Mineralogy and Incipient Pedogenesis of Entisols in Anorthosite Terrane of the San Gabriel Mountains, California

Entisols on anorthosite and associated mafic dikes in the San Gabriel Mountains were examined to determine the influence of contrasting parent materials on soil mineralogy and incipient pedogenesis. Soils are shallow Xerorthents on chaparral‐covered slopes of 50 to 65% gradient. The anorthosite is composed almost entirely of plagioclase and laumontite, a hydrothermally produced Ca‐rich zeolite. Hornblende is the major constituent of the mafic rock, while plagioclase and laumontite are much less abundant. Soil properties are strongly influenced by the parent material. Soils on the aphanitic mafic rock have much higher silt contents than those on the coarsegrained anorthosite. Calcium dominates the exchange of soils on both lithologies, but exchangeable Mg values are higher in the mafic soil than in the soil on anorthosite. A soil pH of up to one unit higher in the anorthosite‐derived soil is probably the result of the hydrolysis reaction in which the abundant, easily weathered plagioclase and zeolite weather to kaolin. Poorly crystalline kaolinite and halloysite are the dominant clay minerals in the anorthosite‐derived soil. The soil developed from mafic rock contains a large proportion of well‐crystallized trioctahedral smectite in addition to kaolin.

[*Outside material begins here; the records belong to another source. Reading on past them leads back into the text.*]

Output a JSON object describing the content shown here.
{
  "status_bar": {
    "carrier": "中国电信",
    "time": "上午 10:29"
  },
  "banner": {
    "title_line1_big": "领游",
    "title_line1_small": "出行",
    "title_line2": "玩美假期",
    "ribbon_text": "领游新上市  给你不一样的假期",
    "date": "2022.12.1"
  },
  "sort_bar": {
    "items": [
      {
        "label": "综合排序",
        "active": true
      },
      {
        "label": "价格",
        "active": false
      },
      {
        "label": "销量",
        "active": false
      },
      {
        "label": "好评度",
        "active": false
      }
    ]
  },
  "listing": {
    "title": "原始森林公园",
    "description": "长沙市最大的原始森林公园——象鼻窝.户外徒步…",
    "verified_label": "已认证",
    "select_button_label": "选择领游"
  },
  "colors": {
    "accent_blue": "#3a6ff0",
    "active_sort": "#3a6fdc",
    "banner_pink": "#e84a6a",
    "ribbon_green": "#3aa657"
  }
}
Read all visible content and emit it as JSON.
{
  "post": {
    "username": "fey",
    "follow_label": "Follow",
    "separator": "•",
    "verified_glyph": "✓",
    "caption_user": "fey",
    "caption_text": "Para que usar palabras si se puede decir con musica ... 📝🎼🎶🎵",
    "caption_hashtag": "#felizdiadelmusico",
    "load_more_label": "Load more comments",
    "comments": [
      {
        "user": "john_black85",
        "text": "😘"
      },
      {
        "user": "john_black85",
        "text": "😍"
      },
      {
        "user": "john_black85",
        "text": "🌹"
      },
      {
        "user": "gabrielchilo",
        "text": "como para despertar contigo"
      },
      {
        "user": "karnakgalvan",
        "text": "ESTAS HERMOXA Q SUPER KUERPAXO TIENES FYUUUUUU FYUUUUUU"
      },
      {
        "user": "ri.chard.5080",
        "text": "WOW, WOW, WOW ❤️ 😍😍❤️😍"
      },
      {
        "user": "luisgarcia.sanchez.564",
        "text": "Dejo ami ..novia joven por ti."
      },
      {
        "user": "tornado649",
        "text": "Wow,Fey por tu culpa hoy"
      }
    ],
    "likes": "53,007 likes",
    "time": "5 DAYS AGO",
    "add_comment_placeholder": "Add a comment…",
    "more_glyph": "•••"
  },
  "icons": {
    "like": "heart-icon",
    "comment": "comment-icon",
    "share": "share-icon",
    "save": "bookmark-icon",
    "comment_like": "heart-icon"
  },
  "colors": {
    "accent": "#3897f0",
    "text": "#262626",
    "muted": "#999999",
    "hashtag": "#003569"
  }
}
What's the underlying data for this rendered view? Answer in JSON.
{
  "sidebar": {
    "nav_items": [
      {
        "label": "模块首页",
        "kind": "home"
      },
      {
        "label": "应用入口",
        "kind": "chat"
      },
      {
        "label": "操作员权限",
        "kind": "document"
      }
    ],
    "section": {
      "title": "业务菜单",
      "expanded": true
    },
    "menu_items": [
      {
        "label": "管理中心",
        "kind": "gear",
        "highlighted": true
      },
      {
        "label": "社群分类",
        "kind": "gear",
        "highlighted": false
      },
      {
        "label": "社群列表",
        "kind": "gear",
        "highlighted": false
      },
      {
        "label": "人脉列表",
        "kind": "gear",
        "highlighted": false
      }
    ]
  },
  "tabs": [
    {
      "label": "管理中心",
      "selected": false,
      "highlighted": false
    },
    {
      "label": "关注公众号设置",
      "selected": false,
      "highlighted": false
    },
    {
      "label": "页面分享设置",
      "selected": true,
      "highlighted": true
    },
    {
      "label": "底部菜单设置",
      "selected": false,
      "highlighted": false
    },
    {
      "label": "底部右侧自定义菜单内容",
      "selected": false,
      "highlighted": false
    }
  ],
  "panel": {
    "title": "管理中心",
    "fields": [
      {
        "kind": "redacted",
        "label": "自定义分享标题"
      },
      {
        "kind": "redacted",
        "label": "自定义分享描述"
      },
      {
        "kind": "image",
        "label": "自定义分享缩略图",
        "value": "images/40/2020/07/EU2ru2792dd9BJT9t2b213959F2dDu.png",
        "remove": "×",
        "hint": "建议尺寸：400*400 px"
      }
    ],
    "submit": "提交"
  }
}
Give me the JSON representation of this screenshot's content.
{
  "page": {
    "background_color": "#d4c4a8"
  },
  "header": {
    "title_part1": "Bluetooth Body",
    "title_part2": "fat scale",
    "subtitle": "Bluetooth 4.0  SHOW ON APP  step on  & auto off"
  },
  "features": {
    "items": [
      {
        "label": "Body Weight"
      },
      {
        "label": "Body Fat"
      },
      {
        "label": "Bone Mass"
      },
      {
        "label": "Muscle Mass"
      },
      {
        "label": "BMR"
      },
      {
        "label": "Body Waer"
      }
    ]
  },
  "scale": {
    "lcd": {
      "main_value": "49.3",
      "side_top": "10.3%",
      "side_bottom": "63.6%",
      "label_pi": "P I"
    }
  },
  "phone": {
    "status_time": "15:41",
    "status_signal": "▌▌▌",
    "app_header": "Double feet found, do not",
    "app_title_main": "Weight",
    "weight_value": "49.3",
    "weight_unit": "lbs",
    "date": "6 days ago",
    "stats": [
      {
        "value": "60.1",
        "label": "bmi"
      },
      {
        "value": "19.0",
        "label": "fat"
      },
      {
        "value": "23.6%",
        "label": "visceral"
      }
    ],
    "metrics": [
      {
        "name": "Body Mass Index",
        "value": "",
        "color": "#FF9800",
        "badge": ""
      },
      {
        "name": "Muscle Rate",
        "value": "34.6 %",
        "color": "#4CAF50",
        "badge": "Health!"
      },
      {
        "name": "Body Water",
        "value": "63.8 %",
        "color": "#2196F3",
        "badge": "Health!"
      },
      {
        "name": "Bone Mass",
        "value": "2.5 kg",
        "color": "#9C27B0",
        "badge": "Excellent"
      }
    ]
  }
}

The smectite is inherited from the mafic rock which has been somewhat hydrothermally altered. X‐ray diffraction and optical analysis of the parent rock and soil fractions coarser than clay also detected smectite and averted its misinterpretation as pedogenic. Cation exchange capacities (CEC) that are excessively high for the amount and kinds of clay present are apparently caused by CEC contributions of smectite and zeolite in the silt and sand fractions. Slight weathering of hornblende is responsible for the citrate‐bicarbonate‐dithionite‐extractable Fe, which is generally low, but is highest in the mafic soil and increases in A and AC horizons. The A and AC horizons of all soils exist in a quasi‐stable colluvial mantle and have mineral components from both lithologic sources, whereas the mineralogy of C and Cr horizons reflect only the underlying rock. Denudation rates on the steep, chaparral‐covered slopes indicate that no part of the soils, including the Cr horizons, can be older than 400 yr. Pedogenesis is inhibited by high erosion rates on this steep terrain.